Law schools now accepting both LSAT and GRE, loosening admission standards

Home News Law schools now accepting both LSAT and GRE, loosening admission standards
Law schools now accepting both LSAT and GRE, loosening admission standards

 

Law schools are not accepting different test scores. | Pexels

Future law students, take note: admissions standards are becoming more flexible.

Around 14 of the nation’s 200 law schools already allow or plan to allow next year the option of taking the Graduate Record Examination (GRE) in place of the Law School Admission Test (LSAT). These include law schools at Harvard University and Georgetown University. More are following the trend: a recent survey by Kaplan Test Prep shows that about 25 percent of law schools are planning to accept the GRE some time in the future.

Hillsdale students and professors have mixed opinions about the implications of the new admissions standard. Senior Jacob Weaver took the LSAT twice and was accepted to the University of Michigan Law School. He said if he could have, he would have taken the GRE, both because it provides instant scores, compared to the LSAT’s four-to-six-week turnaround, and because one can use the test to apply to both graduate schools and law schools.

“If I invest a year of my life and $1,000 into studying for the LSAT, I’m pretty much going to law school,” Weaver said. “You’re pretty pigeonholed at that point.”

It can be difficult to objectively compare the two tests because of differences in test structure and scoring. The LSAT contains five sections: one reading comprehension, one analytical reasoning, two logical reasoning — all of which are combined into one score — and one unscored writing section. The GRE, in contrast, contains three sections: analytical writing, verbal reasoning, and quantitative reasoning, which are all scored separately.

Professor of Business Law David Paas does not think one test is necessarily harder than the other. Paas, who received his law degree from the University of Nebraska and worked as a lawyer for five years afterward, took both the GRE and the LSAT and said they both test a lot of the same things, with the exception of the GRE’s quantitative section.

“I think the math section of the GRE is tough because most law students are not math kids,” he said. “I had a math minor as an undergrad. I found the LSAT logic games to be more of a struggle.”

Junior Anna Perry, who serves as President of the Federalist Society, Hillsdale’s pre-law club, plans to take the LSAT during her senior year and take a gap year after college.

“People who are really quantitatively inclined could highlight, ‘I have a really high score in this area,’ and it could be an advantage to them to be different,” she said. “Usually people who are going to law school are more, I guess, qualitatively inclined — they’re more into reading, writing, the logic of arguments and so forth.”

Senior Kara Schmidt took the LSAT even though she applied to Georgetown, which accepts the GRE. She said she doesn’t think she would have chosen differently, even if she had known about the new development beforehand.

“The LSAT tests one’s ability to identify assumptions and cruxes of arguments, as well as to infer things from other facts and to follow another’s arguments,” Schmidt said in an email. “I am naturally good at these skills, which is why I want to become a lawyer.

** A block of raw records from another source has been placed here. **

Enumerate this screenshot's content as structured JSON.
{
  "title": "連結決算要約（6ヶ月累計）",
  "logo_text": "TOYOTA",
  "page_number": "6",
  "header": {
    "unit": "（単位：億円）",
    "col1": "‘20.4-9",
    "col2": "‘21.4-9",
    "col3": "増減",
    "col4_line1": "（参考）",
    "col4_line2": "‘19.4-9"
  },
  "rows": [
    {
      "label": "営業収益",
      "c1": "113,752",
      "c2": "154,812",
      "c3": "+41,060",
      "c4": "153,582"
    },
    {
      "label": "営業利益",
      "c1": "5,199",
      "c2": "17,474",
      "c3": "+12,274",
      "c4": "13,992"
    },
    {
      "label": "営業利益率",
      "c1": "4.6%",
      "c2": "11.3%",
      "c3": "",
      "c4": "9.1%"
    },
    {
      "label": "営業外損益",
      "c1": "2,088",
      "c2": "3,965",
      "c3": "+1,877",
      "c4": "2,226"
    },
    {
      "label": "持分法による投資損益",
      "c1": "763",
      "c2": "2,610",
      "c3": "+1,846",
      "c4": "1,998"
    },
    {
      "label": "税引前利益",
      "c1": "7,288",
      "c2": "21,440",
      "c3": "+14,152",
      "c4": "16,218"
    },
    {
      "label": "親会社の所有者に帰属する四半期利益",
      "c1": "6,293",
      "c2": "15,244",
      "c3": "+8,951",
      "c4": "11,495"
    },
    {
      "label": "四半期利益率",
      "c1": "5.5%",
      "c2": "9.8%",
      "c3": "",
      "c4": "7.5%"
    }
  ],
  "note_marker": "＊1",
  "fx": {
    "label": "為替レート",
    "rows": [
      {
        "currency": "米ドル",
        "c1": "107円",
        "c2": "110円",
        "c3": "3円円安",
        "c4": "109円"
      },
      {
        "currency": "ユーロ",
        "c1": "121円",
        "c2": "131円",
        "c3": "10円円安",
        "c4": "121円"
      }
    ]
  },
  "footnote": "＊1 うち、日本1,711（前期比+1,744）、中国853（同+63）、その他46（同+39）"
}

Since this is all the LSAT tests and I think the GRE tests other skills as well, I would prefer LSAT.”

The Educational Testing Service released a survey of 21 schools which have accepted the GRE and determined that the test is a reliable determiner of success in a student’s first year of law school.

Weaver said it will be interesting to see what happens as the tests begin to compete with one another.

“It’s the big question: ‘Is the LSAT truly what makes a good of what law school candidate?’” Weaver said. “And I think we’re going to find that out. Because if people who take the GRE and come in and do just as well as the people who took the LSAT or blow the people who took the LSAT out of the water, then maybe for the last 25 years or so we’ve been testing the wrong things for law school.”

One benefit for law schools in accepting the GRE would likely be higher enrollment from students with science, technology, engineering, and math (STEM) backgrounds, who could contribute to more specialized legal fields, such as patent law. Paas and Perry also noted that accepting the GRE would likely increase general enrollment numbers, not just those from STEM backgrounds.

“The number of applications to law school has fallen drastically over years,” Paas said, “primarily because we already have too many attorneys and too many people graduating from law school. I think law schools are looking for ways to boost their enrollment, and the GRE might help on that.”

Weaver suggested the competition provided by the GRE would cause the Law School Admission Council (LSAC) to reduce costs and to return scores more quickly.

“I think the competition that’s going to be opened in the marketplace is going to make them better and possibly reduce prices which would be fantastic. The GRE people and the LSAT people are now competing for students. LSAC is going to have to make the LSAT more competitive, because I think the GRE gives a lot more advantages than just taking the LSAT.”

Perry said it might take some time for students to adjust to the new development.

“That will have to be a culture change,” she said. “People will have to realize that it’s an option before it starts picking up.”